Matthieu M. - Publié le 16 septembre 2017
INTERVIEW - Et si la solution pour vaincre la crise climatique était de privilégier les technologies simples plutôt que les hautes technologies ? C'est la thèse que défend Philippe Bihouix, ingénieur spécialiste du low-tech.
Selon l'ingénieur Philippe Bihouix, auteur de L'Âge des low-tech, nous serions en train de commettre une grave erreur : persuadé-es que les hautes technologies, comme le numérique ou la robotique, sont la solution magique pour lutter contre la crise climatique, nous avons tendance à négliger leur impact sur notre environnement et nos ressources.
Ce spécialiste des métaux et ressources naturelles nous incite donc à passer au low-tech pour envisager un futur soutenable. Rencontre.
Le Low-Tech concrètement, qu'est-ce que c'est ?
J'ai l'habitude de résumer la démarche low-tech en trois questions : pourquoi est-ce que je produis ? Qu'est-ce-que je produis ? Comment est-ce-que je produis ?
La première question c'est celle de la sobriété : nous faisons un gaspillage énorme de nourriture, d'énergie, de ressources. Il faut changer nos habitudes, réparer au lieu de jeter, faire durer nos objets, apprendre à accommoder les restes, délaisser sa voiture au profit du vélo pour les petits usages quotidiens...
La deuxième question est celle de l'éco-conception. Aujourd'hui, il devient impératif de produire des objets les plus simples possibles, contenant beaucoup moins d'électronique, à l'inverse de la mode actuelle qui consiste à les enrichir en fonctionnalités, comme dans les voitures, l'électroménager, les objets connectés. Avons-nous vraiment besoin de rétroviseurs motorisés ou de chaussures d'enfant qui clignotent ?

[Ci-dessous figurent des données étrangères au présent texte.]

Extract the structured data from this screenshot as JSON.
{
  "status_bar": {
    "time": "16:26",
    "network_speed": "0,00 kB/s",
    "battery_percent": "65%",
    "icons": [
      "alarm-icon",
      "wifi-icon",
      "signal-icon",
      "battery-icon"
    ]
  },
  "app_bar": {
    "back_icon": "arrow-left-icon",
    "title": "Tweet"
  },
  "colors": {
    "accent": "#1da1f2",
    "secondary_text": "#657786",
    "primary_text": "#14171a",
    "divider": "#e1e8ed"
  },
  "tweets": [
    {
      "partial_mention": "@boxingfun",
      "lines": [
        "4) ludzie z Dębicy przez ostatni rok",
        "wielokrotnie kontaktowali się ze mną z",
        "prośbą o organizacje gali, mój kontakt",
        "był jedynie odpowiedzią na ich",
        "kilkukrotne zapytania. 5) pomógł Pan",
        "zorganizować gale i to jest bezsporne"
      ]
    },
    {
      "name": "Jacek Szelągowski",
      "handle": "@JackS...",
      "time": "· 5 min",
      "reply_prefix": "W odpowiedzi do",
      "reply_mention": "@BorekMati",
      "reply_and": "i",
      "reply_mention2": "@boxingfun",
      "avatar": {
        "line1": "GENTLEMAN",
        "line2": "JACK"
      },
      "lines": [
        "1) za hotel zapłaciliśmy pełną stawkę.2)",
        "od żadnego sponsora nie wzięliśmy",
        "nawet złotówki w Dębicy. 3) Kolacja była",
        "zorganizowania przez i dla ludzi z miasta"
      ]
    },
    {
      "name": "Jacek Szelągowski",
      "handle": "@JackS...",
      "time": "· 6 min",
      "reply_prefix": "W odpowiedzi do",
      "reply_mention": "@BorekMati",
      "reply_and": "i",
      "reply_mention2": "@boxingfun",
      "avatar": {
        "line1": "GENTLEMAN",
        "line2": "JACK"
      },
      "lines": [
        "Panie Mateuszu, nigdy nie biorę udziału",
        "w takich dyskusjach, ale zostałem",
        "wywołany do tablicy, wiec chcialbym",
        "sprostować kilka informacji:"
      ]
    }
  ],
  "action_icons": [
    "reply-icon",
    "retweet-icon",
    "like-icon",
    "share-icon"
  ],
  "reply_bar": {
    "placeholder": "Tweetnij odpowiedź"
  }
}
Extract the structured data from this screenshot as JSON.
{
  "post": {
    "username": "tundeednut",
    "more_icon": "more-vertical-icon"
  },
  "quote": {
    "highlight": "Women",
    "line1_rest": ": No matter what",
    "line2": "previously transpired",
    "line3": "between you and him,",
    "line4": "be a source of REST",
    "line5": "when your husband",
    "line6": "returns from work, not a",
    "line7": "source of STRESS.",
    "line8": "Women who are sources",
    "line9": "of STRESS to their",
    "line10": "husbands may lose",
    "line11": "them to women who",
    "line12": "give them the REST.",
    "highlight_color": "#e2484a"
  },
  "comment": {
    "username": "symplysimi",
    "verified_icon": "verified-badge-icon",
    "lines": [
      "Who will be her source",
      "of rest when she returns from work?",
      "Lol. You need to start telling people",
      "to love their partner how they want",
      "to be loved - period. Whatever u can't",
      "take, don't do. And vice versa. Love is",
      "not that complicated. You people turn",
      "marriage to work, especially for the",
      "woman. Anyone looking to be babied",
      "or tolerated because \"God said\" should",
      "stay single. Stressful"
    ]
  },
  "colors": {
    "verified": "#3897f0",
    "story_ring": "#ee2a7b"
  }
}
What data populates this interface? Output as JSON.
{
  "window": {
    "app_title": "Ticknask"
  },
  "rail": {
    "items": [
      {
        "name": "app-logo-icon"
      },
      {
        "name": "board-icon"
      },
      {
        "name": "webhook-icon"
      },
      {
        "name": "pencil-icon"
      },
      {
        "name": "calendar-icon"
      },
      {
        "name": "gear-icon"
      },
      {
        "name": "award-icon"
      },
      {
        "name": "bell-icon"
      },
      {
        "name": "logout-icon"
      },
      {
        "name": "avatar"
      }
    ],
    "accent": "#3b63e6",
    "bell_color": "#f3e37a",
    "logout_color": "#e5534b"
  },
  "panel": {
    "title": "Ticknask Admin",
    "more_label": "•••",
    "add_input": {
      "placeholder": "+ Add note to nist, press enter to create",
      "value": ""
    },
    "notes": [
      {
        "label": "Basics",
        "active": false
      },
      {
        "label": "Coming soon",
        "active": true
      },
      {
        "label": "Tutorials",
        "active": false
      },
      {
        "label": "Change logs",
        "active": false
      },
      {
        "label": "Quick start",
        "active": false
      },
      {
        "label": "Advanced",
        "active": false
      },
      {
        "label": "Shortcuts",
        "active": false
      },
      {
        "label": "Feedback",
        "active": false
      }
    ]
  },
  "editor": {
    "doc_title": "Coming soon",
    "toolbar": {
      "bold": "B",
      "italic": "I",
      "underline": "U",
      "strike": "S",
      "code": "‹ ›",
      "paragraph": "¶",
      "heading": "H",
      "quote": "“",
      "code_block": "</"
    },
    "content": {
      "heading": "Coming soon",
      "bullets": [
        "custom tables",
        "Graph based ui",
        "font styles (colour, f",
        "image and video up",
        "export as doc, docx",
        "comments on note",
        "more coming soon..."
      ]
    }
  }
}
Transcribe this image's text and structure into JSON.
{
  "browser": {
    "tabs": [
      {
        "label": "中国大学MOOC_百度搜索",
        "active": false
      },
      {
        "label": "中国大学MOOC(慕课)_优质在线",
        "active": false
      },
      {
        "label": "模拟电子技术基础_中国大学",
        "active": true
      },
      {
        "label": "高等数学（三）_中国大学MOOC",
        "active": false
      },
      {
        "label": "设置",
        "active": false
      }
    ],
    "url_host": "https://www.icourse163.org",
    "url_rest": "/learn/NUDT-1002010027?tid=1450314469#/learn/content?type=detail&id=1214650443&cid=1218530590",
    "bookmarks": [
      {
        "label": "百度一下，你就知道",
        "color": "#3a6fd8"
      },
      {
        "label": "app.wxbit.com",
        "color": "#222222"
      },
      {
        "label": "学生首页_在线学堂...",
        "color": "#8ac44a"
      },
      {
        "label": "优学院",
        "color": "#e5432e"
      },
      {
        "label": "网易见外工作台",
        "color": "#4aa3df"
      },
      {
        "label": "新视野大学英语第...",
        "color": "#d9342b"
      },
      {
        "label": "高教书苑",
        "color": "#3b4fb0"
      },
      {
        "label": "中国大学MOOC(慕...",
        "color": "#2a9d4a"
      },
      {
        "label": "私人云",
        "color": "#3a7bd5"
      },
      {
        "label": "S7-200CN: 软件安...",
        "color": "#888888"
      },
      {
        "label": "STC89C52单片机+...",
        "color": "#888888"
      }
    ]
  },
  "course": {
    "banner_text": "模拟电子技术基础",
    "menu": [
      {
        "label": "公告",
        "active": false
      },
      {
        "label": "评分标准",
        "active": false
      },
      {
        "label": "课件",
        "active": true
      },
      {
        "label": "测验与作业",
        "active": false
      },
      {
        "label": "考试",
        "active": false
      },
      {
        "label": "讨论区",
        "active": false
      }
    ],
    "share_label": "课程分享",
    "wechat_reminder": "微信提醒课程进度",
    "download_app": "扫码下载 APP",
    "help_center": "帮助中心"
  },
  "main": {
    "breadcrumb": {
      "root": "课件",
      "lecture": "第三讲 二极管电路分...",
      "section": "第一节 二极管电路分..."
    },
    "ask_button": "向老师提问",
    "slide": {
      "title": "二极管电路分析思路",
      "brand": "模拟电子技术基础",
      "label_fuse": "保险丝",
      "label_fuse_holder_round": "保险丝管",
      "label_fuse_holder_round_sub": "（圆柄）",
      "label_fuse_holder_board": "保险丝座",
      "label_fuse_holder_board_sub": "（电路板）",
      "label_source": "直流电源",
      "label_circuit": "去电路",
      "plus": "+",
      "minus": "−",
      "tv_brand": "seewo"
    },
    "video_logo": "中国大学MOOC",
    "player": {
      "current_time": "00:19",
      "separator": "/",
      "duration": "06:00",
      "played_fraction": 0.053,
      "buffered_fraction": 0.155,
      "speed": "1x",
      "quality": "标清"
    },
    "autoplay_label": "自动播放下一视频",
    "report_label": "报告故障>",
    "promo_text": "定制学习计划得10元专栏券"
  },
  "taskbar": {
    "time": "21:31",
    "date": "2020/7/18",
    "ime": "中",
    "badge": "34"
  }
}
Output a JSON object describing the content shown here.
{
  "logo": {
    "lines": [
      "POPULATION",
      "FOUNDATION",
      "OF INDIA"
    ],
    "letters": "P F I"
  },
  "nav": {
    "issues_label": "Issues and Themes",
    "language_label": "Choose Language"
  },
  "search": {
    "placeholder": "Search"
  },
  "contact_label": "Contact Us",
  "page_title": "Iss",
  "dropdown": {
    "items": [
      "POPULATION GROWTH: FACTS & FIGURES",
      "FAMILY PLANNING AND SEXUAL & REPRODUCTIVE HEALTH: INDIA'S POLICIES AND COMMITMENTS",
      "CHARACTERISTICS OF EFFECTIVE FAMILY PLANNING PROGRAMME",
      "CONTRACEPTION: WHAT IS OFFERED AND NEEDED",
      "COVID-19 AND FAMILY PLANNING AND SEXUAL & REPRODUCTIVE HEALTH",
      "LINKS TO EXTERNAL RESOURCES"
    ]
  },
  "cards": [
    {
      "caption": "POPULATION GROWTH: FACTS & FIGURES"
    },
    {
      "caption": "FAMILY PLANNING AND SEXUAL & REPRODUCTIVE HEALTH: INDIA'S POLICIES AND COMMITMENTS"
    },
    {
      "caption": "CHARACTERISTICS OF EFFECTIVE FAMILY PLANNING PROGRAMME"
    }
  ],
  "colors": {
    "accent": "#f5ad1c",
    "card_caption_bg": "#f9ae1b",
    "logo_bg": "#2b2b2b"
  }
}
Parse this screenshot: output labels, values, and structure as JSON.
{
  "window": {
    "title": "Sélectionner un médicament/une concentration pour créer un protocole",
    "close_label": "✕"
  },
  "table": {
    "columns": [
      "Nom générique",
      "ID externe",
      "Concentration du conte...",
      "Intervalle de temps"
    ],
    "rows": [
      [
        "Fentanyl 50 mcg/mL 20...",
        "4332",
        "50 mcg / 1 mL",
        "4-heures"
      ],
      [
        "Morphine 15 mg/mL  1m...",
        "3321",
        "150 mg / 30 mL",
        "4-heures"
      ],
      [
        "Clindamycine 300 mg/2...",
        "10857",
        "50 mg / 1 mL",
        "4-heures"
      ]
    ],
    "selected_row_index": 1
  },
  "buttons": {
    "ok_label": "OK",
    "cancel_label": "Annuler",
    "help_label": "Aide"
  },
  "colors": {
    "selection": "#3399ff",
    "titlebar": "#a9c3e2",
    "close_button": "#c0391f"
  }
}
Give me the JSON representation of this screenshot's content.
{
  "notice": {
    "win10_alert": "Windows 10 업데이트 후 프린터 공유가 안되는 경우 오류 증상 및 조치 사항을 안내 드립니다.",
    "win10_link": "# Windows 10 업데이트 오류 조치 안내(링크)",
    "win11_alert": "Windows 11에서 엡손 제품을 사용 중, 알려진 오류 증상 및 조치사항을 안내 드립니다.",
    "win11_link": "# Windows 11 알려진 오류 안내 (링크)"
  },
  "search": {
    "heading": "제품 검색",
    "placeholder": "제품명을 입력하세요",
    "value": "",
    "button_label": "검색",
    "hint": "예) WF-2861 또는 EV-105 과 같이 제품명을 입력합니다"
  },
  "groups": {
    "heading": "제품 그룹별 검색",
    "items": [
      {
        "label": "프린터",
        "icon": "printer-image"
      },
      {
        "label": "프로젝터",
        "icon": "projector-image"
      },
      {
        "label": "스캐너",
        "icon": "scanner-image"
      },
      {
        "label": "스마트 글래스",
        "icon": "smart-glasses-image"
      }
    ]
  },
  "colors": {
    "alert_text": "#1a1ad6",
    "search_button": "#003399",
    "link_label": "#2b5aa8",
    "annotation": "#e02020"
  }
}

Enfin, il est nécessaire de réfléchir à la place du travail humain dans le processus de production. L'automatisation et de la robotisation ont certes été un progrès, augmentant la productivité et réduisant la pénibilité du travail. Mais remplacer le travail humain par des machines, consommant ressources et énergie, a un impact environnemental considérable.
Il faut changer notre façon de penser par rapport au 19e siècle, quand on considérait que les ressources étaient gratuites !
Comment peut-on concilier innovation et low-tech ? Est-ce que cela signifie forcément retour à l'âge de pierre ?
Au contraire ! Les low tech nécessitent aussi beaucoup de connaissances, d'intelligence, de réflexion, d'organisation, de partage. Des designers et ingénieurs conçoivent des produits plus durables, comme “l'increvable”, un réfrigérateur conçu pour durer 50 ans ; des architectes réfléchissent aux matériaux, aux meilleurs usages possibles des surfaces ; des magasins réinstaurent la consigne pour les emballages...
Même à l'échelle personnelle et familiale, il y a beaucoup d'initiatives qui peuvent être qualifiées de low-tech : on peut composter ses déchets, même en ville à l'aide de lombrics, se lancer de le zéro-déchet, monter une AMAP ou acheter des produits d'occasion... Tout le monde peut s'y mettre !
Lesquelles par exemple ?
Les éoliennes et les panneaux solaires consomment du cuivre, en quantité d'ailleurs plus grande, par unité d'énergie produite, qu'une centrale classique, car la production est intermittente. Les smartphones et ordinateurs nécessitent des dizaines de métaux et les industries minières et métallurgiques comptent parmi les activités humaines les plus polluantes.
On pourrait penser qu'il n'y a pas de problème puisqu'on peut faire du recyclage, de l'économie circulaire. Mais on omet le fait que le recyclage n'est pas si simple : il y a beaucoup de pertes et de gâchis de ressources, et ce d'autant plus que les produits à recycler sont technologiquement complexes. Plus les solutions sont “high-tech”, plus on s'éloigne du recyclage efficace, et plus on tape dans notre stock de ressources. On est loin des énergies « 100% propres ».
Les “low-tech“ seraient donc une solution à la diminution du stock de ressources ?
Il n'y a pas de label ou de certification “low-tech“, c'est d'abord une démarche, qui s'attache à prendre en compte la question des ressources. Ce n'est pas un “retour en arrière” ou une attitude forcément opposée à l'innovation. Mais les innovations ne peuvent pas être uniquement techniques, elles doivent être aussi et surtout sociétales, organisationnelles et culturelles.
Comme leur nom l'indique, les ressources non renouvelables ne se renouvellent pas à l'échelle d'une vie humaine, on exploite un stock, certes très important, mais disponible en quantité limitée. Or l'ensemble de notre système industriel en dépend.